Durant la phase initiale des Grandes Migrations, Rome, faute de pouvoir les contenir, fut contrainte d’accueillir sur son territoire certains peuples barbares tels les Goths, les Burgondes, les Francs, les Alains, et dans une moindre mesure, les Huns (qui furent dans un premier temps, eux aussi, alliés aux Romains).

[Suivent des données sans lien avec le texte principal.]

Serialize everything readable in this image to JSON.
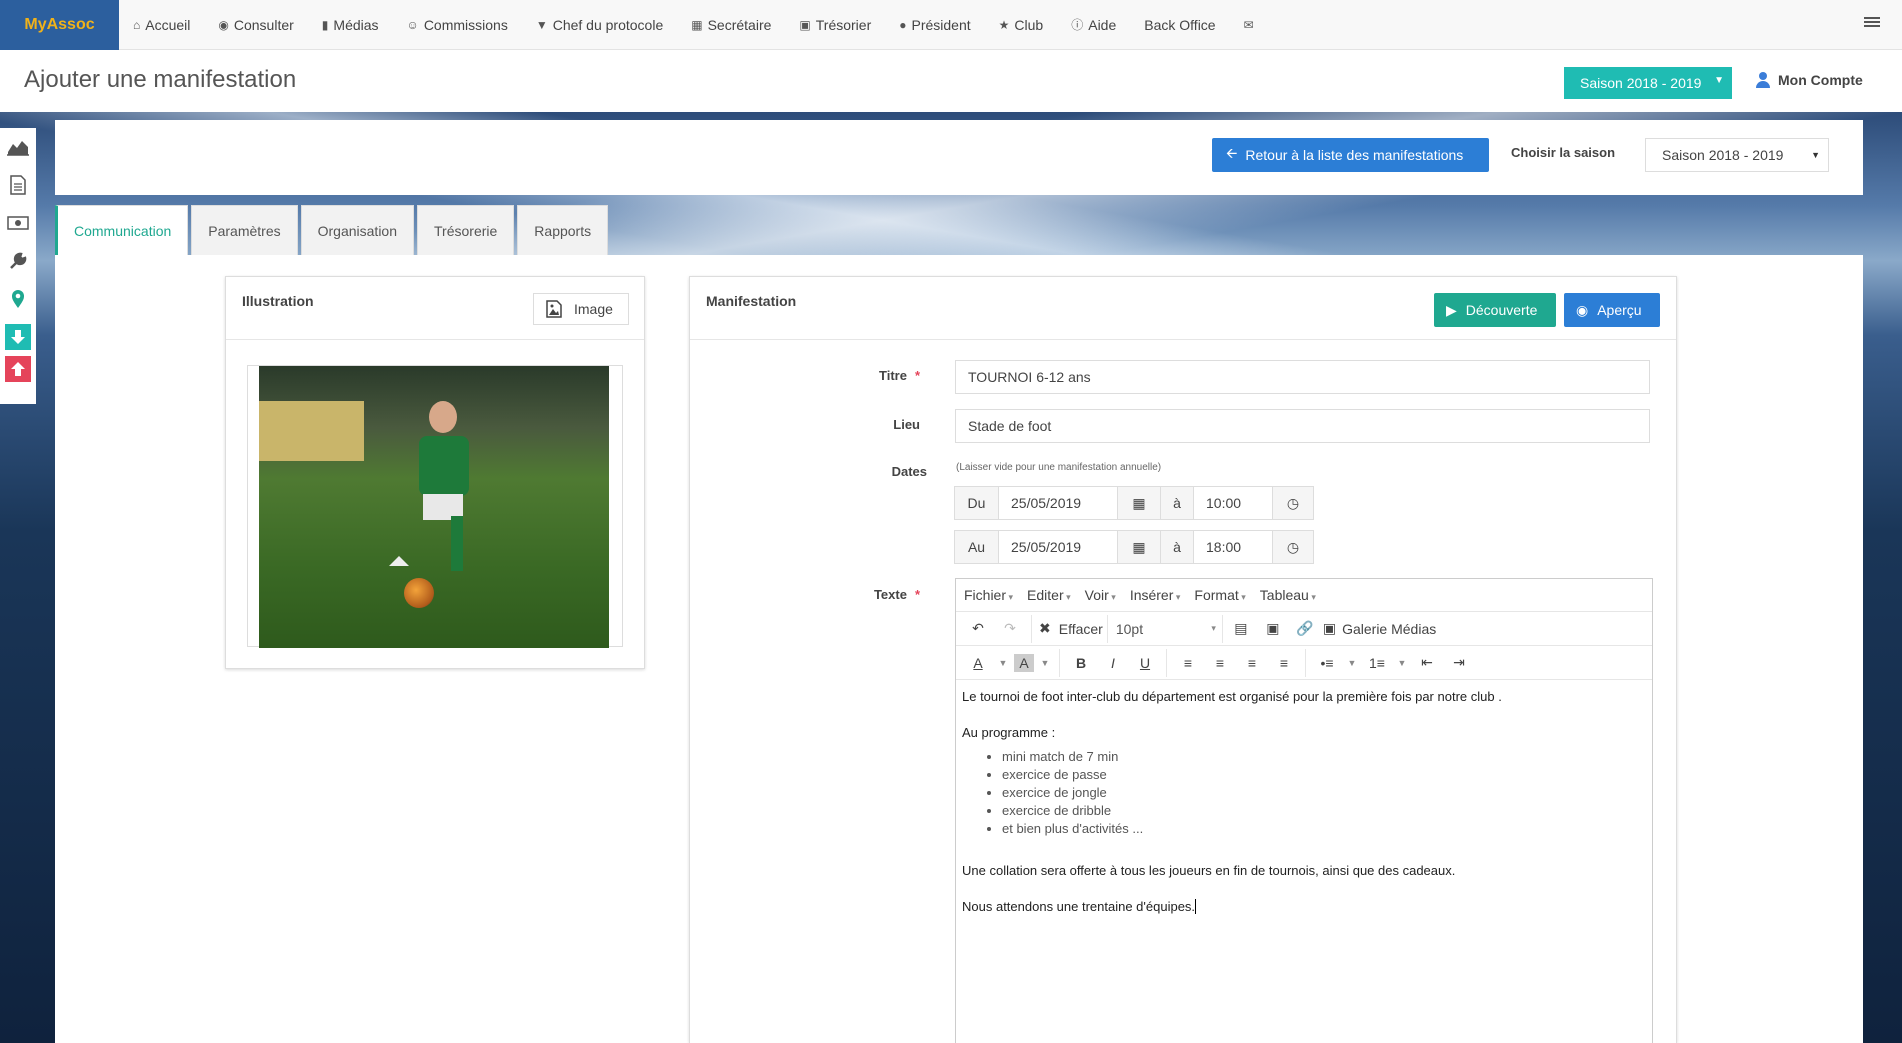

Ils y bénéficièrent du statut militaire de ‘fédérés’, c’est-à-dire d’alliés militaires de Rome dont ils s’engageaient à défendre les frontières contre d’autres Barbares.
En général, ces types de migrations à caractère militaire ne mettaient pas en mouvement des populations considérables, mais sans doute quelques dizaines de milliers de personnes dont environ un tiers de combattants. Ces mouvements de Barbares n’ont pas provoqué habituellement l’exode des populations romaines que les fédérés étaient censés défendre.

D’ailleurs, les traités entre les empereurs et leurs nouveaux serviteurs prévoyaient les modalités de cohabitation entre les Romains et les nouveaux venus.

On note, au Vème siècle, la formation progressive de deux centres politiques et culturels principaux :

- d’une part, en Gaule, le royaume mérovingien qui devient progressivement au Haut Moyen Age le véritable leader de l’Occident reconnu comme tel par l’Empire romain d’Orient (qui subsiste jusqu’en 1453).

- d’autre part, les royaumes barbares du Danube dont le plus célèbre fut "l’empire d’Attila".

L’histoire de toute l’Europe s’articule alors autour de ces deux pôles.